LLMs Could Autonomously Learn Without External Supervision
This addresses the labor-intensive and limited nature of current LLM training, potentially enhancing efficiency and enabling more self-reliant AI systems, though it appears incremental as it builds on existing learning paradigms.
The paper tackles the problem of LLMs requiring human-annotated datasets by introducing Autonomous Learning, a self-sufficient paradigm where models learn directly from text without supervision, and it outperforms pre-training, supervised fine-tuning, and retrieval-augmented methods in experiments on public quizzes.
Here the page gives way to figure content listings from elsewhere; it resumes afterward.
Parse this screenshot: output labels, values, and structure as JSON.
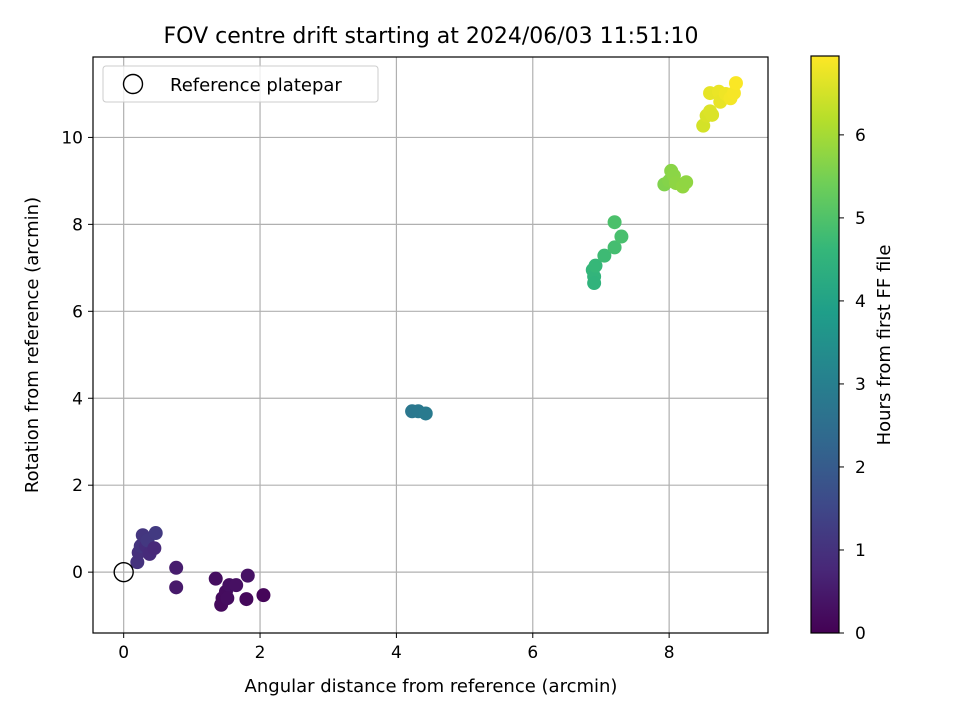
{
  "chart_data": {
    "type": "scatter",
    "title": "FOV centre drift starting at 2024/06/03 11:51:10",
    "xlabel": "Angular distance from reference (arcmin)",
    "ylabel": "Rotation from reference (arcmin)",
    "xlim": [
      -0.45,
      9.45
    ],
    "ylim": [
      -1.4,
      11.85
    ],
    "xticks": [
      0,
      2,
      4,
      6,
      8
    ],
    "xtick_labels": [
      "0",
      "2",
      "4",
      "6",
      "8"
    ],
    "yticks": [
      0,
      2,
      4,
      6,
      8,
      10
    ],
    "ytick_labels": [
      "0",
      "2",
      "4",
      "6",
      "8",
      "10"
    ],
    "grid": true,
    "legend": {
      "position": "top-left",
      "entries": [
        "Reference platepar"
      ]
    },
    "reference_point": {
      "x": 0,
      "y": 0,
      "name": "Reference platepar"
    },
    "colorbar": {
      "label": "Hours from first FF file",
      "min": 0,
      "max": 6.95,
      "colormap": [
        "#440154",
        "#482878",
        "#3e4989",
        "#31688e",
        "#26828e",
        "#1f9e89",
        "#35b779",
        "#6ece58",
        "#b5de2b",
        "#fde725"
      ],
      "ticks": [
        0,
        1,
        2,
        3,
        4,
        5,
        6
      ],
      "tick_labels": [
        "0",
        "1",
        "2",
        "3",
        "4",
        "5",
        "6"
      ]
    },
    "points": [
      {
        "x": 1.35,
        "y": -0.15,
        "h": 0.25
      },
      {
        "x": 1.45,
        "y": -0.6,
        "h": 0.2
      },
      {
        "x": 1.43,
        "y": -0.75,
        "h": 0.18
      },
      {
        "x": 1.5,
        "y": -0.45,
        "h": 0.22
      },
      {
        "x": 1.55,
        "y": -0.3,
        "h": 0.28
      },
      {
        "x": 1.52,
        "y": -0.6,
        "h": 0.24
      },
      {
        "x": 1.65,
        "y": -0.3,
        "h": 0.3
      },
      {
        "x": 1.82,
        "y": -0.08,
        "h": 0.35
      },
      {
        "x": 1.8,
        "y": -0.62,
        "h": 0.15
      },
      {
        "x": 2.05,
        "y": -0.53,
        "h": 0.1
      },
      {
        "x": 0.77,
        "y": 0.1,
        "h": 0.55
      },
      {
        "x": 0.77,
        "y": -0.35,
        "h": 0.5
      },
      {
        "x": 0.2,
        "y": 0.23,
        "h": 1.0
      },
      {
        "x": 0.22,
        "y": 0.45,
        "h": 0.95
      },
      {
        "x": 0.25,
        "y": 0.6,
        "h": 1.05
      },
      {
        "x": 0.28,
        "y": 0.85,
        "h": 1.1
      },
      {
        "x": 0.33,
        "y": 0.6,
        "h": 0.9
      },
      {
        "x": 0.38,
        "y": 0.42,
        "h": 0.85
      },
      {
        "x": 0.35,
        "y": 0.73,
        "h": 1.15
      },
      {
        "x": 0.45,
        "y": 0.55,
        "h": 0.8
      },
      {
        "x": 0.47,
        "y": 0.9,
        "h": 1.2
      },
      {
        "x": 4.23,
        "y": 3.7,
        "h": 2.75
      },
      {
        "x": 4.32,
        "y": 3.7,
        "h": 2.8
      },
      {
        "x": 4.43,
        "y": 3.65,
        "h": 2.85
      },
      {
        "x": 6.88,
        "y": 6.95,
        "h": 4.6
      },
      {
        "x": 6.9,
        "y": 6.8,
        "h": 4.55
      },
      {
        "x": 6.9,
        "y": 6.65,
        "h": 4.5
      },
      {
        "x": 6.92,
        "y": 7.05,
        "h": 4.65
      },
      {
        "x": 7.05,
        "y": 7.28,
        "h": 4.75
      },
      {
        "x": 7.2,
        "y": 7.47,
        "h": 4.85
      },
      {
        "x": 7.3,
        "y": 7.72,
        "h": 4.9
      },
      {
        "x": 7.2,
        "y": 8.05,
        "h": 4.95
      },
      {
        "x": 7.93,
        "y": 8.92,
        "h": 5.6
      },
      {
        "x": 8.0,
        "y": 9.0,
        "h": 5.65
      },
      {
        "x": 8.03,
        "y": 9.23,
        "h": 5.7
      },
      {
        "x": 8.07,
        "y": 9.12,
        "h": 5.72
      },
      {
        "x": 8.1,
        "y": 8.95,
        "h": 5.75
      },
      {
        "x": 8.2,
        "y": 8.87,
        "h": 5.8
      },
      {
        "x": 8.25,
        "y": 8.97,
        "h": 5.78
      },
      {
        "x": 8.5,
        "y": 10.27,
        "h": 6.5
      },
      {
        "x": 8.55,
        "y": 10.5,
        "h": 6.55
      },
      {
        "x": 8.6,
        "y": 10.6,
        "h": 6.6
      },
      {
        "x": 8.63,
        "y": 10.52,
        "h": 6.58
      },
      {
        "x": 8.6,
        "y": 11.02,
        "h": 6.7
      },
      {
        "x": 8.73,
        "y": 11.05,
        "h": 6.75
      },
      {
        "x": 8.75,
        "y": 10.82,
        "h": 6.72
      },
      {
        "x": 8.83,
        "y": 11.0,
        "h": 6.8
      },
      {
        "x": 8.9,
        "y": 10.9,
        "h": 6.85
      },
      {
        "x": 8.95,
        "y": 11.02,
        "h": 6.88
      },
      {
        "x": 8.98,
        "y": 11.25,
        "h": 6.92
      }
    ]
  }
}
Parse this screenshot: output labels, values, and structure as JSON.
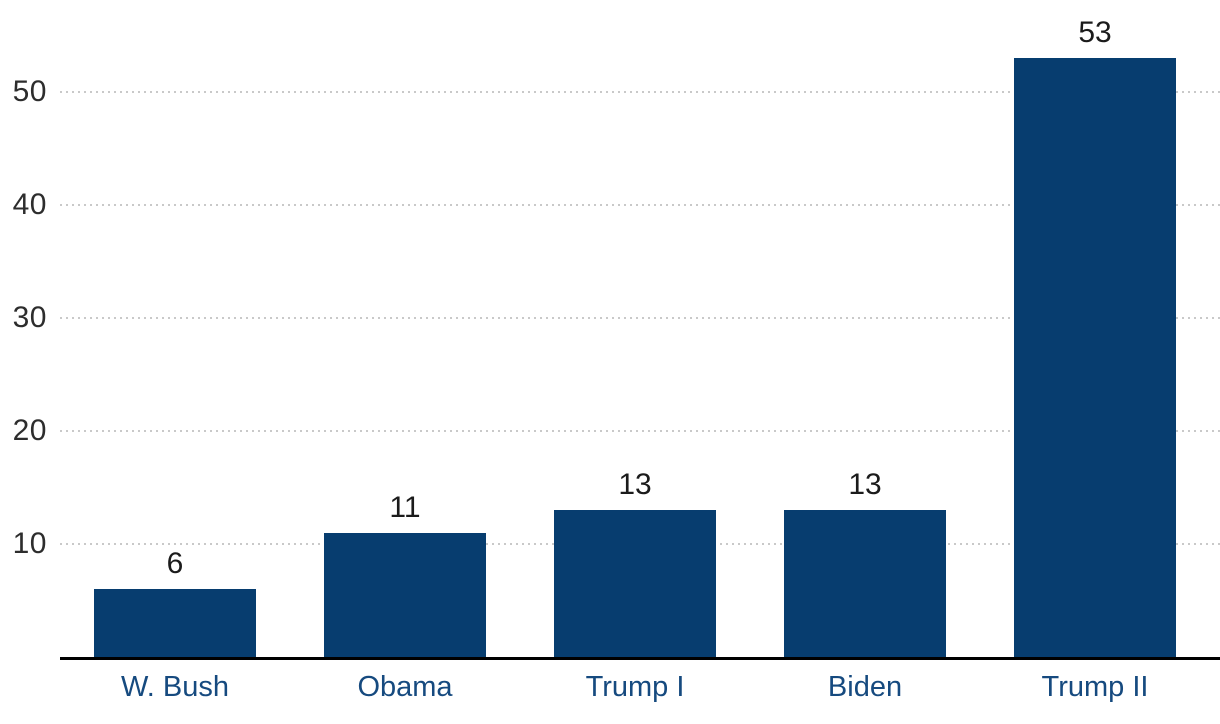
{
  "chart_data": {
    "type": "bar",
    "title": "",
    "xlabel": "",
    "ylabel": "",
    "categories": [
      "W. Bush",
      "Obama",
      "Trump I",
      "Biden",
      "Trump II"
    ],
    "values": [
      6,
      11,
      13,
      13,
      53
    ],
    "value_labels": [
      "6",
      "11",
      "13",
      "13",
      "53"
    ],
    "yticks": [
      10,
      20,
      30,
      40,
      50
    ],
    "ylim": [
      0,
      58
    ],
    "grid": "horizontal-dotted",
    "legend": "none",
    "colors": {
      "bar": "#073d6f",
      "value_label": "#1b1b1b",
      "tick_label": "#2d2d2d",
      "category_label": "#164a7f",
      "gridline": "#c9c9c9",
      "axis": "#000000",
      "background": "#ffffff"
    }
  }
}
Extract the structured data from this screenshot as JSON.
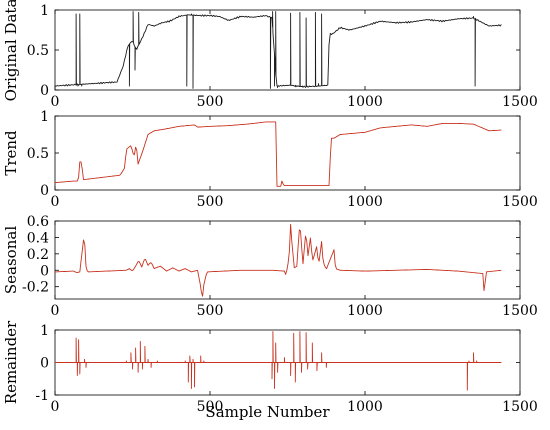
{
  "chart_data": [
    {
      "type": "line",
      "ylabel": "Original Data",
      "xlim": [
        0,
        1500
      ],
      "ylim": [
        0,
        1
      ],
      "xticks": [
        0,
        500,
        1000,
        1500
      ],
      "yticks": [
        0,
        0.5,
        1
      ],
      "ytick_labels": [
        "0",
        "0.5",
        "1"
      ],
      "line_color": "#1a1a1a",
      "series": [
        {
          "base": [
            [
              0,
              0.05
            ],
            [
              80,
              0.07
            ],
            [
              200,
              0.1
            ],
            [
              220,
              0.3
            ],
            [
              235,
              0.55
            ],
            [
              250,
              0.62
            ],
            [
              262,
              0.5
            ],
            [
              285,
              0.68
            ],
            [
              300,
              0.82
            ],
            [
              320,
              0.8
            ],
            [
              345,
              0.84
            ],
            [
              370,
              0.86
            ],
            [
              400,
              0.92
            ],
            [
              430,
              0.94
            ],
            [
              470,
              0.93
            ],
            [
              500,
              0.93
            ],
            [
              530,
              0.92
            ],
            [
              560,
              0.87
            ],
            [
              600,
              0.92
            ],
            [
              640,
              0.91
            ],
            [
              680,
              0.93
            ],
            [
              700,
              0.9
            ],
            [
              715,
              0.05
            ],
            [
              760,
              0.06
            ],
            [
              800,
              0.04
            ],
            [
              850,
              0.05
            ],
            [
              880,
              0.06
            ],
            [
              885,
              0.7
            ],
            [
              895,
              0.7
            ],
            [
              920,
              0.78
            ],
            [
              950,
              0.75
            ],
            [
              1000,
              0.8
            ],
            [
              1050,
              0.86
            ],
            [
              1100,
              0.84
            ],
            [
              1150,
              0.85
            ],
            [
              1200,
              0.88
            ],
            [
              1250,
              0.86
            ],
            [
              1300,
              0.89
            ],
            [
              1350,
              0.9
            ],
            [
              1380,
              0.84
            ],
            [
              1400,
              0.8
            ],
            [
              1440,
              0.81
            ]
          ],
          "spikes": [
            [
              68,
              0.95
            ],
            [
              74,
              0.05
            ],
            [
              80,
              0.95
            ],
            [
              86,
              0.05
            ],
            [
              240,
              0.05
            ],
            [
              252,
              0.98
            ],
            [
              258,
              0.25
            ],
            [
              270,
              0.97
            ],
            [
              425,
              0.05
            ],
            [
              440,
              0.95
            ],
            [
              445,
              0.02
            ],
            [
              455,
              0.93
            ],
            [
              695,
              0.02
            ],
            [
              702,
              0.98
            ],
            [
              708,
              0.05
            ],
            [
              712,
              0.98
            ],
            [
              718,
              0.03
            ],
            [
              760,
              0.96
            ],
            [
              775,
              0.04
            ],
            [
              790,
              0.97
            ],
            [
              798,
              0.05
            ],
            [
              810,
              0.9
            ],
            [
              820,
              0.05
            ],
            [
              840,
              0.97
            ],
            [
              850,
              0.08
            ],
            [
              860,
              0.95
            ],
            [
              870,
              0.06
            ],
            [
              1350,
              0.92
            ],
            [
              1355,
              0.05
            ]
          ]
        }
      ]
    },
    {
      "type": "line",
      "ylabel": "Trend",
      "xlim": [
        0,
        1500
      ],
      "ylim": [
        0,
        1
      ],
      "xticks": [
        0,
        500,
        1000,
        1500
      ],
      "yticks": [
        0,
        0.5,
        1
      ],
      "ytick_labels": [
        "0",
        "0.5",
        "1"
      ],
      "line_color": "#c8321e",
      "series": [
        {
          "base": [
            [
              0,
              0.1
            ],
            [
              60,
              0.12
            ],
            [
              75,
              0.12
            ],
            [
              80,
              0.38
            ],
            [
              85,
              0.38
            ],
            [
              92,
              0.14
            ],
            [
              210,
              0.2
            ],
            [
              225,
              0.3
            ],
            [
              230,
              0.55
            ],
            [
              245,
              0.6
            ],
            [
              255,
              0.45
            ],
            [
              262,
              0.63
            ],
            [
              268,
              0.35
            ],
            [
              285,
              0.55
            ],
            [
              300,
              0.75
            ],
            [
              320,
              0.8
            ],
            [
              350,
              0.82
            ],
            [
              400,
              0.86
            ],
            [
              450,
              0.88
            ],
            [
              460,
              0.85
            ],
            [
              500,
              0.86
            ],
            [
              560,
              0.87
            ],
            [
              620,
              0.89
            ],
            [
              680,
              0.92
            ],
            [
              712,
              0.92
            ],
            [
              715,
              0.05
            ],
            [
              728,
              0.05
            ],
            [
              730,
              0.14
            ],
            [
              738,
              0.06
            ],
            [
              800,
              0.06
            ],
            [
              885,
              0.06
            ],
            [
              890,
              0.7
            ],
            [
              900,
              0.7
            ],
            [
              920,
              0.75
            ],
            [
              1000,
              0.78
            ],
            [
              1050,
              0.84
            ],
            [
              1100,
              0.86
            ],
            [
              1150,
              0.88
            ],
            [
              1200,
              0.86
            ],
            [
              1250,
              0.9
            ],
            [
              1300,
              0.9
            ],
            [
              1350,
              0.89
            ],
            [
              1400,
              0.8
            ],
            [
              1440,
              0.81
            ]
          ],
          "spikes": []
        }
      ]
    },
    {
      "type": "line",
      "ylabel": "Seasonal",
      "xlim": [
        0,
        1500
      ],
      "ylim": [
        -0.35,
        0.6
      ],
      "xticks": [
        0,
        500,
        1000,
        1500
      ],
      "yticks": [
        -0.2,
        0,
        0.2,
        0.4,
        0.6
      ],
      "ytick_labels": [
        "-0.2",
        "0",
        "0.2",
        "0.4",
        "0.6"
      ],
      "line_color": "#c8321e",
      "series": [
        {
          "base": [
            [
              0,
              -0.02
            ],
            [
              60,
              -0.01
            ],
            [
              70,
              -0.03
            ],
            [
              80,
              -0.02
            ],
            [
              92,
              0.37
            ],
            [
              95,
              0.38
            ],
            [
              100,
              0.05
            ],
            [
              105,
              -0.02
            ],
            [
              230,
              0.0
            ],
            [
              240,
              0.02
            ],
            [
              250,
              -0.01
            ],
            [
              260,
              0.05
            ],
            [
              270,
              0.12
            ],
            [
              280,
              0.04
            ],
            [
              290,
              0.15
            ],
            [
              300,
              0.06
            ],
            [
              310,
              0.1
            ],
            [
              320,
              0.02
            ],
            [
              340,
              0.05
            ],
            [
              360,
              -0.01
            ],
            [
              380,
              0.03
            ],
            [
              400,
              -0.01
            ],
            [
              420,
              0.02
            ],
            [
              440,
              -0.02
            ],
            [
              460,
              0.0
            ],
            [
              470,
              -0.2
            ],
            [
              475,
              -0.35
            ],
            [
              480,
              -0.18
            ],
            [
              490,
              -0.02
            ],
            [
              600,
              0.0
            ],
            [
              700,
              0.0
            ],
            [
              740,
              -0.01
            ],
            [
              745,
              -0.06
            ],
            [
              755,
              0.15
            ],
            [
              760,
              0.56
            ],
            [
              765,
              0.3
            ],
            [
              772,
              0.03
            ],
            [
              780,
              0.05
            ],
            [
              790,
              0.6
            ],
            [
              795,
              0.3
            ],
            [
              800,
              0.08
            ],
            [
              810,
              0.5
            ],
            [
              815,
              0.15
            ],
            [
              825,
              0.42
            ],
            [
              830,
              0.1
            ],
            [
              845,
              0.3
            ],
            [
              850,
              0.05
            ],
            [
              860,
              0.35
            ],
            [
              865,
              0.1
            ],
            [
              875,
              0.01
            ],
            [
              900,
              0.25
            ],
            [
              905,
              0.02
            ],
            [
              920,
              0.0
            ],
            [
              1000,
              -0.01
            ],
            [
              1100,
              0.0
            ],
            [
              1200,
              0.01
            ],
            [
              1300,
              -0.01
            ],
            [
              1380,
              -0.04
            ],
            [
              1385,
              -0.3
            ],
            [
              1390,
              -0.02
            ],
            [
              1440,
              0.0
            ]
          ],
          "spikes": []
        }
      ]
    },
    {
      "type": "line",
      "ylabel": "Remainder",
      "xlabel": "Sample Number",
      "xlim": [
        0,
        1500
      ],
      "ylim": [
        -1,
        1
      ],
      "xticks": [
        0,
        500,
        1000,
        1500
      ],
      "yticks": [
        -1,
        0,
        1
      ],
      "ytick_labels": [
        "-1",
        "0",
        "1"
      ],
      "line_color": "#c8321e",
      "series": [
        {
          "base": [
            [
              0,
              0.0
            ],
            [
              1440,
              0.0
            ]
          ],
          "spikes": [
            [
              68,
              0.75
            ],
            [
              72,
              -0.4
            ],
            [
              76,
              0.7
            ],
            [
              80,
              -0.35
            ],
            [
              95,
              0.1
            ],
            [
              100,
              -0.15
            ],
            [
              230,
              0.05
            ],
            [
              245,
              0.3
            ],
            [
              250,
              -0.2
            ],
            [
              260,
              0.45
            ],
            [
              268,
              -0.3
            ],
            [
              275,
              0.65
            ],
            [
              282,
              -0.2
            ],
            [
              290,
              0.5
            ],
            [
              300,
              0.1
            ],
            [
              310,
              -0.15
            ],
            [
              330,
              0.05
            ],
            [
              420,
              0.05
            ],
            [
              430,
              -0.6
            ],
            [
              435,
              0.2
            ],
            [
              440,
              -0.8
            ],
            [
              445,
              0.1
            ],
            [
              450,
              -0.75
            ],
            [
              470,
              0.2
            ],
            [
              480,
              0.05
            ],
            [
              700,
              -0.5
            ],
            [
              703,
              0.95
            ],
            [
              708,
              -0.8
            ],
            [
              712,
              0.6
            ],
            [
              718,
              -0.3
            ],
            [
              740,
              0.15
            ],
            [
              760,
              -0.4
            ],
            [
              770,
              0.9
            ],
            [
              775,
              -0.6
            ],
            [
              790,
              0.95
            ],
            [
              795,
              -0.3
            ],
            [
              810,
              0.92
            ],
            [
              815,
              -0.2
            ],
            [
              830,
              0.6
            ],
            [
              845,
              -0.25
            ],
            [
              860,
              0.3
            ],
            [
              875,
              -0.15
            ],
            [
              1330,
              -0.85
            ],
            [
              1335,
              0.05
            ],
            [
              1350,
              0.3
            ],
            [
              1360,
              0.05
            ]
          ]
        }
      ]
    }
  ]
}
In the quest for super-human performance, Large Language Models (LLMs) have traditionally been tethered to human-annotated datasets and predefined training objectives-a process that is both labor-intensive and inherently limited. This paper presents a transformative approach: Autonomous Learning for LLMs, a self-sufficient learning paradigm that frees models from the constraints of human supervision. This method endows LLMs with the ability to self-educate through direct interaction with text, akin to a human reading and comprehending literature. Our approach eliminates the reliance on annotated data, fostering an Autonomous Learning environment where the model independently identifies and reinforces its knowledge gaps. Empirical results from our comprehensive experiments, which utilized a diverse array of learning materials and were evaluated against standard public quizzes, reveal that Autonomous Learning outstrips the performance of both Pre-training and Supervised Fine-Tuning (SFT), as well as retrieval-augmented methods. These findings underscore the potential of Autonomous Learning to not only enhance the efficiency and effectiveness of LLM training but also to pave the way for the development of more advanced, self-reliant AI systems.